The Wine Advocate’s Lisa Perrotti-Brown recently wrote that “If I had to name a best value wine grape/style from Australia that readers will find hard to beat with competition from anywhere else is the wine world, it is undoubtedly South Australian riesling.” (Lisa Perrotti Brown, Australian Wine Values: Everyone Loves a Bargain, Wine Advocate, May 2014)
Her thoughts must have seemed like music to the ears of South Australian riesling producers at a time when the high Australian dollar and heated competition from lower priced competition have hurt Australian wine exports.
Perrotti-Brown believes that one of the reasons why riesling is a bit of an unsung hero is because some people, including myself I admit, find riesling less approachable than more popular white wine varieties like sauvignon blanc and chardonnay.
Riesling wonderfully complements Thai and Vietnamese food
Riesling is a wine that is probably best appreciated with food.
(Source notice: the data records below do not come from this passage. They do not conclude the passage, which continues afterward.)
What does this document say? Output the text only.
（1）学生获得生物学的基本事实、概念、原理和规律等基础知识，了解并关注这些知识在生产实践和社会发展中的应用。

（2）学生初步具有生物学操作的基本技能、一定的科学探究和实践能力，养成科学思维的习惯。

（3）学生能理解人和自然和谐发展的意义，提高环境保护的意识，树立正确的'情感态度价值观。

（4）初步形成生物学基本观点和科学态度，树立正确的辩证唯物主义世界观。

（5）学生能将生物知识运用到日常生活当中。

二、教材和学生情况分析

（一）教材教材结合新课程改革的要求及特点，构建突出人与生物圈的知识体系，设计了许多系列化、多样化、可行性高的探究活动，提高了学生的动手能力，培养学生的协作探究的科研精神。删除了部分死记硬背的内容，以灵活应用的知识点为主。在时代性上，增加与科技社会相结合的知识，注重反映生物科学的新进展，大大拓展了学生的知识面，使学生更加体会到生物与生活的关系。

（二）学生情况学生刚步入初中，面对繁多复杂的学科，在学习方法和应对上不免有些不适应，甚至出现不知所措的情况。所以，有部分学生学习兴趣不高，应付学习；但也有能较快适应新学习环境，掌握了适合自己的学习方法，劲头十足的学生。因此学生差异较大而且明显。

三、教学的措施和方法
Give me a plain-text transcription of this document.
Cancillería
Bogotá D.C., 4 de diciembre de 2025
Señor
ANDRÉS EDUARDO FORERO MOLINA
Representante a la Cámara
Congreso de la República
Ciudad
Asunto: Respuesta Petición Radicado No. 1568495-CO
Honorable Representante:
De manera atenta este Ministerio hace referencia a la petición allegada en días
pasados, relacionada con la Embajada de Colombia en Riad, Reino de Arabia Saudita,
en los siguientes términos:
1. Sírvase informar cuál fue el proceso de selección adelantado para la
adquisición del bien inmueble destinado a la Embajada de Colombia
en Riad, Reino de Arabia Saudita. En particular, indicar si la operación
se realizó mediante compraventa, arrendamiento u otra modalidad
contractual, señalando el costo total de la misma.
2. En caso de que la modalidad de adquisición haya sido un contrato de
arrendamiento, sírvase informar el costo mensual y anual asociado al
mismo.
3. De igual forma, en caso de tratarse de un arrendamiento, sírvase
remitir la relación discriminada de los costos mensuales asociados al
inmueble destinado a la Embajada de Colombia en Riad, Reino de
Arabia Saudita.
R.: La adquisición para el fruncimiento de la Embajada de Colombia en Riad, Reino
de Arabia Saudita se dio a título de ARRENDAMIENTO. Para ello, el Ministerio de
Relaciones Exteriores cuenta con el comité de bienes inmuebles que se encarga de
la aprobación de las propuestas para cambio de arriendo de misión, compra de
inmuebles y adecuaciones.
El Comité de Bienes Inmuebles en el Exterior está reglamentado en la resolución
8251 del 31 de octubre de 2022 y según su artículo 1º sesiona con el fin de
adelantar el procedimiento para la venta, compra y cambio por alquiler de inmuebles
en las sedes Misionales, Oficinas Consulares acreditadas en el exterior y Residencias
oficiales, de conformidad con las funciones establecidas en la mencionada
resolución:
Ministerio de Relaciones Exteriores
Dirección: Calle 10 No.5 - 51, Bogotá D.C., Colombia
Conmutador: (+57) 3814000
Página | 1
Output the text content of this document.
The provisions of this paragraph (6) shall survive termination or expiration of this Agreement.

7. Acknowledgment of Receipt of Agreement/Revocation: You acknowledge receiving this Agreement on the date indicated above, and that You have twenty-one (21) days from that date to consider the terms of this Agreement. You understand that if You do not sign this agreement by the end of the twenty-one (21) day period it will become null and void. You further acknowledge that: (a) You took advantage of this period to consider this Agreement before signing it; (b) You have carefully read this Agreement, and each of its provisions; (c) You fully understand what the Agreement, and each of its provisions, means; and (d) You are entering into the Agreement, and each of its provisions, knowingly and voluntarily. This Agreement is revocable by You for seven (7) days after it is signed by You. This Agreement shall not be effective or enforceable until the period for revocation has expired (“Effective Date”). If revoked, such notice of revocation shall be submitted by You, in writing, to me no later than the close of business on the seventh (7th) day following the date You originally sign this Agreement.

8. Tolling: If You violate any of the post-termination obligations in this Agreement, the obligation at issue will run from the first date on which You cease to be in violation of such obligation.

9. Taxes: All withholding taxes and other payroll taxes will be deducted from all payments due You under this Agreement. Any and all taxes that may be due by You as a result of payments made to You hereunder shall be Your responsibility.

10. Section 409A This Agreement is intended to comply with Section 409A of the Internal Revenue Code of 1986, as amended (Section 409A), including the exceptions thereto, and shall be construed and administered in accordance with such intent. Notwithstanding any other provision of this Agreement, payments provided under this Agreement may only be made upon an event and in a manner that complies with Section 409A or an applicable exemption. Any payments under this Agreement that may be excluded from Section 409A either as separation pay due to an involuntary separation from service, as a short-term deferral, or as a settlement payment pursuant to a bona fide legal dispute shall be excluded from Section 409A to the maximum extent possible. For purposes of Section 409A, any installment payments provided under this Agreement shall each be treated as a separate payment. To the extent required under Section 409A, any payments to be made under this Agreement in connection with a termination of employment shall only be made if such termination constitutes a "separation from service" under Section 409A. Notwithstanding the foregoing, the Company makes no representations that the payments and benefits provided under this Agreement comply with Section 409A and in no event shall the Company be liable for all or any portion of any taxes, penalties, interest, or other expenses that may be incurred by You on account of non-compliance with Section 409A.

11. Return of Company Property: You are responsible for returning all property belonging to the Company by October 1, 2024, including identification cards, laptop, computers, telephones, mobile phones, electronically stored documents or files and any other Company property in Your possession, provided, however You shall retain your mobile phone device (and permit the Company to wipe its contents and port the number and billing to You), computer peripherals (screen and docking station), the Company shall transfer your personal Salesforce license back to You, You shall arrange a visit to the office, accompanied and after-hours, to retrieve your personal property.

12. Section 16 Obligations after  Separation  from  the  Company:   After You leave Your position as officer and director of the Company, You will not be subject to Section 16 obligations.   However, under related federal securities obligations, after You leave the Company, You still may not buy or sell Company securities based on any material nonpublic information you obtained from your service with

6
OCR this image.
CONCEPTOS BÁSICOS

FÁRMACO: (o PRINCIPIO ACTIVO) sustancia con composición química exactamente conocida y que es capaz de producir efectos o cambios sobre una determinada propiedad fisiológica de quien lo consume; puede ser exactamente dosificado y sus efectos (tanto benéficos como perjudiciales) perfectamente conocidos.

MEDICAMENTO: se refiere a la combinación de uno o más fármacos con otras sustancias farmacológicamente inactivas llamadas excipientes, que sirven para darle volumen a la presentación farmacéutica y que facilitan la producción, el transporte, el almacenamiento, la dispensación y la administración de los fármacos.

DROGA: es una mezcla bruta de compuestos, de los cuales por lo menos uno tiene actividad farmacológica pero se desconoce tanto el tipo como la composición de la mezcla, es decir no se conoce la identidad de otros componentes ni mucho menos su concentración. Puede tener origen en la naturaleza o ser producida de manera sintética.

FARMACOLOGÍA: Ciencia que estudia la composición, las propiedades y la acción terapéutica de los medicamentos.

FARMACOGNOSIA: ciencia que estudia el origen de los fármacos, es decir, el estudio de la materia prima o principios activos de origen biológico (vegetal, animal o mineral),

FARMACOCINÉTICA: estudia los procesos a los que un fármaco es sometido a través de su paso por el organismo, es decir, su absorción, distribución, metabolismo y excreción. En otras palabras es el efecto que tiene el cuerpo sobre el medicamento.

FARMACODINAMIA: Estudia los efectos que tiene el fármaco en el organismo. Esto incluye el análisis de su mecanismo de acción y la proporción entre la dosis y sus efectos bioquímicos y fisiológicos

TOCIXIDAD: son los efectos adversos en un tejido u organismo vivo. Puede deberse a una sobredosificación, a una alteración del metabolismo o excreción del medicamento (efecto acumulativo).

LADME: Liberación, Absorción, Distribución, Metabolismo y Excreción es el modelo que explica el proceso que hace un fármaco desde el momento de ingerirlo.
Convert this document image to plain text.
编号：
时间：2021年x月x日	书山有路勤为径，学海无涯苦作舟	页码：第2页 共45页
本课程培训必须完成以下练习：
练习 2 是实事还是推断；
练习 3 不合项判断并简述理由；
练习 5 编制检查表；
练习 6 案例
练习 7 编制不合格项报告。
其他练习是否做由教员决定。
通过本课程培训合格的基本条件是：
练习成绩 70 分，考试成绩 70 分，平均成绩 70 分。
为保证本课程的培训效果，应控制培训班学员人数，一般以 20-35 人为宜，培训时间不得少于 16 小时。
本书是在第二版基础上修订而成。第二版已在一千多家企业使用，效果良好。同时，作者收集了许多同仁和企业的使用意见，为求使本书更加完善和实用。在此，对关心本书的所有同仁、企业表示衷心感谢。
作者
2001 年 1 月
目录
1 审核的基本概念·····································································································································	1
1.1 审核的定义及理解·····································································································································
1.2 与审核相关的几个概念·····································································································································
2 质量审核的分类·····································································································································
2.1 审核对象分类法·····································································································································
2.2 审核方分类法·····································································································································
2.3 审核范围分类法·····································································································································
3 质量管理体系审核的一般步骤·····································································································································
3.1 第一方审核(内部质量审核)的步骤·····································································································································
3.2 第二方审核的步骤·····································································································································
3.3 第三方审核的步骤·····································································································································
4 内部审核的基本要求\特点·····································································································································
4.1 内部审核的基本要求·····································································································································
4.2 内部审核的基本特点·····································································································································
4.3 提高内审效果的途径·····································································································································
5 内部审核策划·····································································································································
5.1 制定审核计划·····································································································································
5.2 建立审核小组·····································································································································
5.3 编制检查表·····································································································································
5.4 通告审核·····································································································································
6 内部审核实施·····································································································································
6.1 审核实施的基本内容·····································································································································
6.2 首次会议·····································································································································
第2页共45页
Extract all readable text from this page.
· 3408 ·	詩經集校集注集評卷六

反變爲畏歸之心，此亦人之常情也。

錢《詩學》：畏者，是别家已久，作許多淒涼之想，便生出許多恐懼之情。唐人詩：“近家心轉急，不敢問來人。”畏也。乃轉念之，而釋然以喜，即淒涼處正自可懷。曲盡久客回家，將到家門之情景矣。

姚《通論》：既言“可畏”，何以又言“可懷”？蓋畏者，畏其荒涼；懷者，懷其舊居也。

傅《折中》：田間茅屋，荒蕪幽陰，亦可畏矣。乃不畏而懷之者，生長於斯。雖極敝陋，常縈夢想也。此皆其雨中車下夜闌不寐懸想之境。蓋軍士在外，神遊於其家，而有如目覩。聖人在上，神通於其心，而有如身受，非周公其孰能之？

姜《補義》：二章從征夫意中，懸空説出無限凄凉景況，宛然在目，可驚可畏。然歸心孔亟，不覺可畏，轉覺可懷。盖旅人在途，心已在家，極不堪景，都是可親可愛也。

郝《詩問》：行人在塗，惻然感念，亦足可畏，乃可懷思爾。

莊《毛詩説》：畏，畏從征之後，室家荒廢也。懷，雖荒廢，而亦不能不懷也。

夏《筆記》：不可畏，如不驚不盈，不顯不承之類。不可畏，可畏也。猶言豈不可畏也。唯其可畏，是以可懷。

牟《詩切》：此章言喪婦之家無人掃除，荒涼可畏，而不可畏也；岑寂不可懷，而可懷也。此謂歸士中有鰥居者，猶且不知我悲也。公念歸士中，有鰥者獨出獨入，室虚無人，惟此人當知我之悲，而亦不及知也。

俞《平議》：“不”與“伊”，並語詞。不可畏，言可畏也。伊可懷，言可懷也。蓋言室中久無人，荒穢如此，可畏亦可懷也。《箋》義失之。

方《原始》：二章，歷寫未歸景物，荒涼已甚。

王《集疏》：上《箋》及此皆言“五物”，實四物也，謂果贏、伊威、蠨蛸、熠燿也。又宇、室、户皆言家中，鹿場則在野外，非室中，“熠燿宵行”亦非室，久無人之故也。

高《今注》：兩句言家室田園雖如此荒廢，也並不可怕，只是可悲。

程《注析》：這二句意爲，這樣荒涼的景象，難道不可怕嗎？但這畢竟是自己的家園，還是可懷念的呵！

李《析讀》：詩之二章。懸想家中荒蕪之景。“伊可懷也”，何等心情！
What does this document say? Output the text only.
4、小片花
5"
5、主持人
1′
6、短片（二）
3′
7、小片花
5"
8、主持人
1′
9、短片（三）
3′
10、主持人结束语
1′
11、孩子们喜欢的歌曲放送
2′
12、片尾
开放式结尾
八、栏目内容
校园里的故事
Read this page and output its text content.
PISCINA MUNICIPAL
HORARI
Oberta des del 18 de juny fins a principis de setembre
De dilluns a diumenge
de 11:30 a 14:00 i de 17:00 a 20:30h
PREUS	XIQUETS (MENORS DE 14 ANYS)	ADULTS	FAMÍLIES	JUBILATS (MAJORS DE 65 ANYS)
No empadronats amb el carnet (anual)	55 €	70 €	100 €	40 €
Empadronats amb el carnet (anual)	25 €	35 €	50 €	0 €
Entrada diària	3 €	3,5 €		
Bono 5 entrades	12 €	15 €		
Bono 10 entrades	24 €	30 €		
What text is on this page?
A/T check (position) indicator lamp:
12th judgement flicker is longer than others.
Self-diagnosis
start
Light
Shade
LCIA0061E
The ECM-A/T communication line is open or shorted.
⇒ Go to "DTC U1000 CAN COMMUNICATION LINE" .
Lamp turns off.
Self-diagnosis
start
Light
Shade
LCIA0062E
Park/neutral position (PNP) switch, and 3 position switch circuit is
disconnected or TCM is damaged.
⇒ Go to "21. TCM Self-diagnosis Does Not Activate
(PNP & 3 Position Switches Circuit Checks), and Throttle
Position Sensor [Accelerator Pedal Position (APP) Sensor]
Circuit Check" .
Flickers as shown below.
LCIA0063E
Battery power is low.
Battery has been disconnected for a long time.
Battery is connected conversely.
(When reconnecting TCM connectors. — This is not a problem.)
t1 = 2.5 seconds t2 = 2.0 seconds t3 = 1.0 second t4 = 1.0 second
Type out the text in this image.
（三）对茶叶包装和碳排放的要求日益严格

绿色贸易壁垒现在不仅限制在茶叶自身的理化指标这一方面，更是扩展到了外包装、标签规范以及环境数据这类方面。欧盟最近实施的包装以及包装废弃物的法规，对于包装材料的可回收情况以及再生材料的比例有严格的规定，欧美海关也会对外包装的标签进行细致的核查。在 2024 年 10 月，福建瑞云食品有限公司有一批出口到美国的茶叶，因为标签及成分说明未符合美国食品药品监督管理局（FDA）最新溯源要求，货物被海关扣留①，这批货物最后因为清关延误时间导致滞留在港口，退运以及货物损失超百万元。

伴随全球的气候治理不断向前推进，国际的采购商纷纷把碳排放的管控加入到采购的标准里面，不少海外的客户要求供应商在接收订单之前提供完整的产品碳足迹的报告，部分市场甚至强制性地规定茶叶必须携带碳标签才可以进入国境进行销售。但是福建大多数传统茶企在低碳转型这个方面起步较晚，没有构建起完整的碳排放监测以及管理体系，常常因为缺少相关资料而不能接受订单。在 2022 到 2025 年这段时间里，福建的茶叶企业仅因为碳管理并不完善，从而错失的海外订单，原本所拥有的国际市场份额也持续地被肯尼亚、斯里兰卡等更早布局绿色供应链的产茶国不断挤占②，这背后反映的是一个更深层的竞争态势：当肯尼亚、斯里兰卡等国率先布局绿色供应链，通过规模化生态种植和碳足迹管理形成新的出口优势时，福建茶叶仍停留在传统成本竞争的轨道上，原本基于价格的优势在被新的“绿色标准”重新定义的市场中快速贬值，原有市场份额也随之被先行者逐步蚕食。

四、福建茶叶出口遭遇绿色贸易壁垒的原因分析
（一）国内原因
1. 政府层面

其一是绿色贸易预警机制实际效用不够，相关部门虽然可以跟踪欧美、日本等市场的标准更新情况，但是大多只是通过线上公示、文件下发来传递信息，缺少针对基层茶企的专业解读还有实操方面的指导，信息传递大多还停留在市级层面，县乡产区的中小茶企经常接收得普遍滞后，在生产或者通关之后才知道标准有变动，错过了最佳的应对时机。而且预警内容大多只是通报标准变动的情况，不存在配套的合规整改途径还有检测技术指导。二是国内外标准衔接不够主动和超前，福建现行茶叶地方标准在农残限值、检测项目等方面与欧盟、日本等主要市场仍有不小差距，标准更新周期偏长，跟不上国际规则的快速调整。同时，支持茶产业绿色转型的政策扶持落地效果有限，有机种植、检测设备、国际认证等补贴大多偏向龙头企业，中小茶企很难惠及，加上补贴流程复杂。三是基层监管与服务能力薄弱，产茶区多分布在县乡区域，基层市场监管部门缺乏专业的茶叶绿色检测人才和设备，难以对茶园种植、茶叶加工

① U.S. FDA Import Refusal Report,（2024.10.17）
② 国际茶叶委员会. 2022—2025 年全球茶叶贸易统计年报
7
No so long ago, my husband and I enjoyed a David Franz Eden Vally Riesling 2013 over dinner at fermentAsian on a trip to the Barossa Valley. Its lime juice aromatics, mouth coating texture, complex citrus flavours and balanced acidity was a perfect match for the delightfully fragrant and deliciously flavourful Vietnamese inspired food. (David Franz is the son of Peter Lehmann, who also designs the most exquisite labels for his artisan wines.)
Perrotti-Brown argues that one of the upsides of rieslings limited popularity is that you have to be “a complete riesling-nut to want to grow it, which keeps the benchmark high.” Lower demand also helps to ensure good availability for even the finest examples and tends to keep prices down.
Australia is the world’s second largest producer of riesling
Australia is the second largest producer of riesling in the world, and has cultivated the vine since the 1840s.
The country is blessed with some of the world’s most outstanding riesling producers including Henschke, Pewsey Vale and Dandelion Vineyards in the Eden Valley, and Grosset, Pikes, Jim Barry and O’Leary Walker in the Clare. The Canberra District and Western Australia’s Great Southern region are also making outstanding examples.
Riesling is a great white to cellar
For a white wine, riesling is hard to beat for its ageability. Over time the primary fruit flavours are complemented by toasty, honeyed tones and accented by a waxy, minerally range of flavours.